A lot of home buyers assume a flipped house is in perfect condition when they buy it, because well it is new. They are paying top dollar because everything in it is assumed to be new and ready to go. This doesn’t mean it won’t have its hassles.

DIY network makes flipping houses look like a piece of cake and that every one of them turns into a happy ending. What they don’t show you is several months, a year down the road about how the home is withstanding the daily wear and tear.

A good amount of the time property flippers try to minimize the time spent on homes so they can move on to the next one, and this often leads to cheap repairs. It’s totally common for them to find unexpected problems with one home that will put them over budget, and make their renovation subpar.

If you are buying a flipped home, or one that the seller purchased less than a year ago, taking into consideration these tips so you don’t find yourself in between a rock and a hard place.

Attention to detail

Don’t get enthralled in the new appliances, marble baths, and other bells and whistles. Look at the details closely to see what kind of work was actually completed. You will see shortly if it is quality or not. These little things will show you:

  • Light switch plates that aren’t flush with the walls.
  • Crown molding that isn’t perfectly matched at the corners.
  • Gaps between the countertops and walls.
  • Gaps in bathroom tile.
  • Doors and cabinets that don’t close completely.

These cosmetic faults are a strong indicator if there are larger issues that lay underneath. If the renovator was careless enough to not do the small things right, chances are they did the same work with the larger projects that would cost major bucks to repair.

Get an inspection

Because most buyers assume their new home is exactly that, new, they forego on an inspection and assume everything is up to code. Inspectors check the contractors work and find the little issues buyers most likely miss. They’ll let you know if the contractor went the extra mile, or cut corners to save time and money on his renovations.

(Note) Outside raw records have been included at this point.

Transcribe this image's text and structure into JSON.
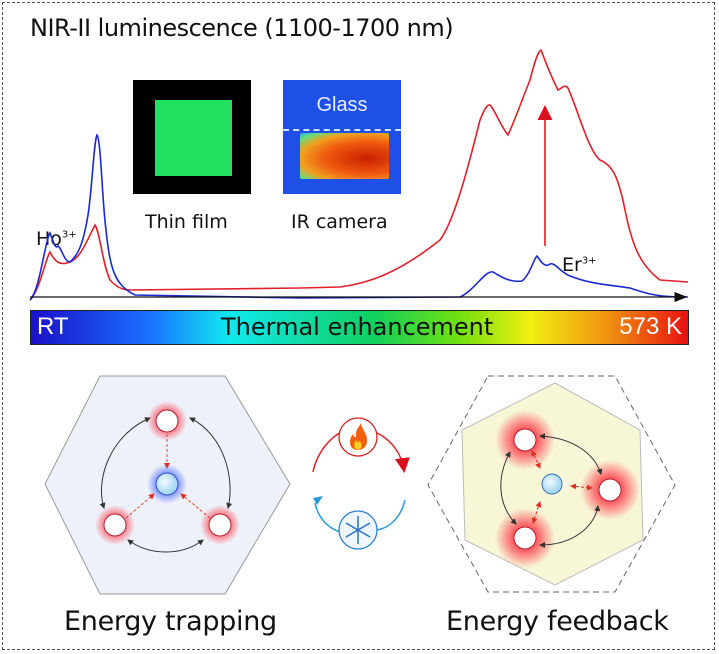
{
  "title": "NIR-II luminescence (1100-1700 nm)",
  "insets": {
    "thin_film_label": "Thin film",
    "ir_camera_label": "IR camera",
    "glass_label": "Glass"
  },
  "spectrum": {
    "ho_label": "Ho",
    "ho_sup": "3+",
    "er_label": "Er",
    "er_sup": "3+",
    "series_colors": {
      "room_temperature": "#1a2ad0",
      "high_temperature": "#e0202a"
    }
  },
  "colorbar": {
    "left_label": "RT",
    "center_label": "Thermal enhancement",
    "right_label": "573 K"
  },
  "mechanisms": {
    "left_caption": "Energy trapping",
    "right_caption": "Energy feedback",
    "heat_icon": "flame-icon",
    "cool_icon": "snowflake-icon"
  }
}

Yes the city/town must sign off on renovations, but they only do this for health and safety reasons. To pay the inspector to check your home for any problems is always worth it.

Double due diligence

Now more so than ever, is it important to become very familiar with disclosures. Did the contractor receive permits for the work, and if so were they all signed off on?

Ask for copies of all the work approvals and permits, and if the seller doesn’t give them to you, look them up online at the local building department. These are public record once they become signed off on.

Never close on a home without making sure all the necessary permits were cleared. As the new owner, you could be liable for illegal or bad work.

Learn everything about the flipper

Did the owner flip them house themselves, or hire out the jobs? How is their reputation? Your real estate agent will probably have the answer to your questions.

Good investors have been doing what they do a long time and their reputation reflects it. A quality flipper shouldn’t have anything to hide, and should be open and free with disclosures and happily provide you with the documents. Good home flippers also want happy customers too, and aren’t trying to receive any calls a year or so later with liability issues about their work.

When buying a flipped home, it never hurts to double check their work to make sure you aren’t buying a lousy house. Less-than-quality work could end up costing you major dollars down the road if it wasn’t done right the first time.